From the lab-journal repo:
- Copy
lab-journal/TEMPLATE.mdandlab-journal/index.mdinto your project’slab-journal/directory. - Paste the agent-instructions block from the repo’s README into your project’s
CLAUDE.md. - Commit.
Next session, the agent will create a dated entry, log as it works, fill the hypothesis table before running experiments, sign off with the commit hash, and update the index. You get a durable engineering record that survives compaction, onboards fresh sessions, and captures the things commit messages can’t.
The overhead is small — maybe two or three minutes per session for the footer and index update. The payback is any moment you need to know why something is the way it is, and the git log doesn’t answer the question.

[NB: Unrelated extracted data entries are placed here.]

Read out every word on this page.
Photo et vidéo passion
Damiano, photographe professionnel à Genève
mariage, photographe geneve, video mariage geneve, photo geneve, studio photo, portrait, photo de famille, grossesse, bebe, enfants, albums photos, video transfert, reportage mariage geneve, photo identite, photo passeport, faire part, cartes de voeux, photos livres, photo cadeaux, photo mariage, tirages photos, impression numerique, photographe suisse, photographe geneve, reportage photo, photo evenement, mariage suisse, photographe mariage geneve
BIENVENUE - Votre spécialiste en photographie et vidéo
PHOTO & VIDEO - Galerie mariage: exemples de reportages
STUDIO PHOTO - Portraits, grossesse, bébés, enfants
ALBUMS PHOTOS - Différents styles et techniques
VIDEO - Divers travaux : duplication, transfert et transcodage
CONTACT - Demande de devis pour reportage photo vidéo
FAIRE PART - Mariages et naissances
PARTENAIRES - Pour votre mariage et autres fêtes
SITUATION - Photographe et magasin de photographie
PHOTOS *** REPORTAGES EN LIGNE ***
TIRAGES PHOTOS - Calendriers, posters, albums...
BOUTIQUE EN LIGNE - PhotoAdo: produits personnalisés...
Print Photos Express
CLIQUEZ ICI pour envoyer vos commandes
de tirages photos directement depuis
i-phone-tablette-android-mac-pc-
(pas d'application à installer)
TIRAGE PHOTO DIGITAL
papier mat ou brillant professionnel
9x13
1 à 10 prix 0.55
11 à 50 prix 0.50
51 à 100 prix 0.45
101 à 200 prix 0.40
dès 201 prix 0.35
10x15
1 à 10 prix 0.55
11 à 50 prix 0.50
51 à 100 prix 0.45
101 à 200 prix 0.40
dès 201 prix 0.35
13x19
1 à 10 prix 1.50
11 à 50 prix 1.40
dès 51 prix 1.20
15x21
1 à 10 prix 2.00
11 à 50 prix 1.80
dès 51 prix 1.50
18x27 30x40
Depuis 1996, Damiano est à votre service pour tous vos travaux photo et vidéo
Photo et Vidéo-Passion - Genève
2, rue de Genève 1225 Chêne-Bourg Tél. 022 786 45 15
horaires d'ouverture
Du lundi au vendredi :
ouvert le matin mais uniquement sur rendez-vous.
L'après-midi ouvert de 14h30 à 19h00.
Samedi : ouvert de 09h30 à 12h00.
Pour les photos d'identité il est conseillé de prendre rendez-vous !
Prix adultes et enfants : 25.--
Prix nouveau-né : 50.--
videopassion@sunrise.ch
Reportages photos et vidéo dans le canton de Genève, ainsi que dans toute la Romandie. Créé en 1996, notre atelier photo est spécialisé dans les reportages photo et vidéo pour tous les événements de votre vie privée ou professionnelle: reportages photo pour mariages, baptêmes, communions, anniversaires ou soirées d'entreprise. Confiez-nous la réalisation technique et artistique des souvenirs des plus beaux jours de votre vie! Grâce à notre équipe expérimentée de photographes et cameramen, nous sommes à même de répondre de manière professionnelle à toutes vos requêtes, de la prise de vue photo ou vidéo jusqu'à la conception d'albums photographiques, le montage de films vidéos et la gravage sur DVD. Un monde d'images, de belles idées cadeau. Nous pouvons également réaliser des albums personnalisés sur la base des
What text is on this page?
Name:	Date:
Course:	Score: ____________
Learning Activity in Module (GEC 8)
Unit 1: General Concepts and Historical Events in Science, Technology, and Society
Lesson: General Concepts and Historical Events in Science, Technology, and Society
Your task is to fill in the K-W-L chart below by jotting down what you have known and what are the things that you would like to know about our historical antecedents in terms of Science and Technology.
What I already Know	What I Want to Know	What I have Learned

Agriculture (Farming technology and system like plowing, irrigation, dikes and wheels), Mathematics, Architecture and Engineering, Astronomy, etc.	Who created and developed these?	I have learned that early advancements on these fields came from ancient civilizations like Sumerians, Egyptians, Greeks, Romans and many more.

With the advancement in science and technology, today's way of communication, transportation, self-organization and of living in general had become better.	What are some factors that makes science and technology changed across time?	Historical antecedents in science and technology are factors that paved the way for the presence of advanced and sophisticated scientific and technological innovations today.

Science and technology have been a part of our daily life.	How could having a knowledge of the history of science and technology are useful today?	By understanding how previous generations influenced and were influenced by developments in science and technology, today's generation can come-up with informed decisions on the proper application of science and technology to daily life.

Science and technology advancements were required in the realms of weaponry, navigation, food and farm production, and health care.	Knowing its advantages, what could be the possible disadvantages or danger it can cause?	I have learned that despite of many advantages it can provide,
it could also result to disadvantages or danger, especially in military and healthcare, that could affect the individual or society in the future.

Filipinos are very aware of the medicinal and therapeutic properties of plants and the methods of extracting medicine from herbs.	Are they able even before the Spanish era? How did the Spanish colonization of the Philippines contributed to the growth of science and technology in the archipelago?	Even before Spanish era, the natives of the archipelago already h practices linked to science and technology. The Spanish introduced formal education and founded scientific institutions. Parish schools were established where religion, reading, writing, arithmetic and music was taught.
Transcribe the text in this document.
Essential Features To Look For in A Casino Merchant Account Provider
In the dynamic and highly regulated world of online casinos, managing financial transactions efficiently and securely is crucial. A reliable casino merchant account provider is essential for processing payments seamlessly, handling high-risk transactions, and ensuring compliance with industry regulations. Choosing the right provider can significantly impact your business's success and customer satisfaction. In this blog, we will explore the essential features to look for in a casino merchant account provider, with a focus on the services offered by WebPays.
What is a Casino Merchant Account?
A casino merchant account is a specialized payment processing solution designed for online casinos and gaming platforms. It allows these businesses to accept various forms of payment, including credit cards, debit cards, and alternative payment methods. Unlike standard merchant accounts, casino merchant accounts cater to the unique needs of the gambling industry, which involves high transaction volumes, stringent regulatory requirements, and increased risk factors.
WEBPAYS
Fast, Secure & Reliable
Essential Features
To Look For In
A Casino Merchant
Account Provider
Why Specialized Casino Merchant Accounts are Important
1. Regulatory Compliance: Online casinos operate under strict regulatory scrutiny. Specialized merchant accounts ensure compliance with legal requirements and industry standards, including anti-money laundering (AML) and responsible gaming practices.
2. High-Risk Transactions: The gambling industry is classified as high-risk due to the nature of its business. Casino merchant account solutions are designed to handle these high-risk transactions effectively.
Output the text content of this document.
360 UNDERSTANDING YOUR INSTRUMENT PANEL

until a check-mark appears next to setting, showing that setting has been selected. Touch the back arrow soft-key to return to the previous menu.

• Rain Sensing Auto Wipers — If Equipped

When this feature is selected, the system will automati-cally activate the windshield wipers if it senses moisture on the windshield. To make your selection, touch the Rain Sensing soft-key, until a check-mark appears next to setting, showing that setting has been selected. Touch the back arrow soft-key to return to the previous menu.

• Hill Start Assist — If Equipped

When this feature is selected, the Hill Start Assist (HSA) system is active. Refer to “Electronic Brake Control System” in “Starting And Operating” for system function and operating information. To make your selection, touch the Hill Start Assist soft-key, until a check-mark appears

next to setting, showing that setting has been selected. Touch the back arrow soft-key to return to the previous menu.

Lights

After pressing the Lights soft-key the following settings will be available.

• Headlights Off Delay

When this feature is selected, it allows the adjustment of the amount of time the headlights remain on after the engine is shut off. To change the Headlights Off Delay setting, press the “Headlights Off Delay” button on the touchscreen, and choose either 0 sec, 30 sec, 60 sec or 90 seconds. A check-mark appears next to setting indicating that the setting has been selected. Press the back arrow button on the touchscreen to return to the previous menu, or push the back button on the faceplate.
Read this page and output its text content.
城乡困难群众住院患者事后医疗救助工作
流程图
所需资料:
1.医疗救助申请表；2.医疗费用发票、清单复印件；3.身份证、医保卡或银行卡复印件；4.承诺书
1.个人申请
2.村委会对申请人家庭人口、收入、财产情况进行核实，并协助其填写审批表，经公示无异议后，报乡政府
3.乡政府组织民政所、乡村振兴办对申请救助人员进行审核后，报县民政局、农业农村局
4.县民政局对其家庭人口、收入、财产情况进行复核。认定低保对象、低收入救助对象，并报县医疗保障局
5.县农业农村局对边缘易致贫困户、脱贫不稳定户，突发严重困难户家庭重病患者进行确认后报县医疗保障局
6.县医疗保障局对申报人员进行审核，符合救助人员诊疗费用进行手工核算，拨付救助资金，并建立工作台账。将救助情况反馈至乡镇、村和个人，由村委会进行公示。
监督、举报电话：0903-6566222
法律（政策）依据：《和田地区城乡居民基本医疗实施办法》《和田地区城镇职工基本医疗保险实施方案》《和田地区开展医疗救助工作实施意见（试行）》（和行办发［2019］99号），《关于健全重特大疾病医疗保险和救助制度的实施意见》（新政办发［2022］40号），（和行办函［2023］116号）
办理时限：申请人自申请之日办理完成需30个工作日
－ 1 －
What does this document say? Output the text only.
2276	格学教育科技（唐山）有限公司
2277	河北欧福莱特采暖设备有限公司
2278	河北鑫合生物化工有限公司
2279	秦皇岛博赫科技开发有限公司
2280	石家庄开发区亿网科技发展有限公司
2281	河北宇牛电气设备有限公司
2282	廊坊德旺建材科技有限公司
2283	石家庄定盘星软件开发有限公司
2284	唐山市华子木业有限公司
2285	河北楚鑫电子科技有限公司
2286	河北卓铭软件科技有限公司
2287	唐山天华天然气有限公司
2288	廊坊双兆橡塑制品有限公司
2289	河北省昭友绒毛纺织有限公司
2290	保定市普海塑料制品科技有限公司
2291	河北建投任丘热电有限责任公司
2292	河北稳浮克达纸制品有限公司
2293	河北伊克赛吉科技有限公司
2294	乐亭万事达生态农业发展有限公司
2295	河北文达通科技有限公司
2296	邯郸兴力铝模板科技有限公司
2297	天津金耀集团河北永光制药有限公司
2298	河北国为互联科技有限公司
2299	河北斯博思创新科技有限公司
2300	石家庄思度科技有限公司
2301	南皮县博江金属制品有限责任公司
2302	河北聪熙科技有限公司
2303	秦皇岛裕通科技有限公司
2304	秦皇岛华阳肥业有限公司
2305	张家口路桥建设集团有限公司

None of this is novel. Kanare wrote the book in 1985. Experimental scientists have kept bound, witnessed lab notebooks for centuries. The contribution here is a translation: taking practices built for paper notebooks in chemistry labs and rendering them as a markdown convention that AI coding agents will actually follow.
The reason it works is the same reason it worked for chemists: the discipline is minimal, the artifact is inspectable, and the cost of skipping an entry shows up later, predictably, as a forgotten decision.
Write it down. Sign it. Don’t rewrite it.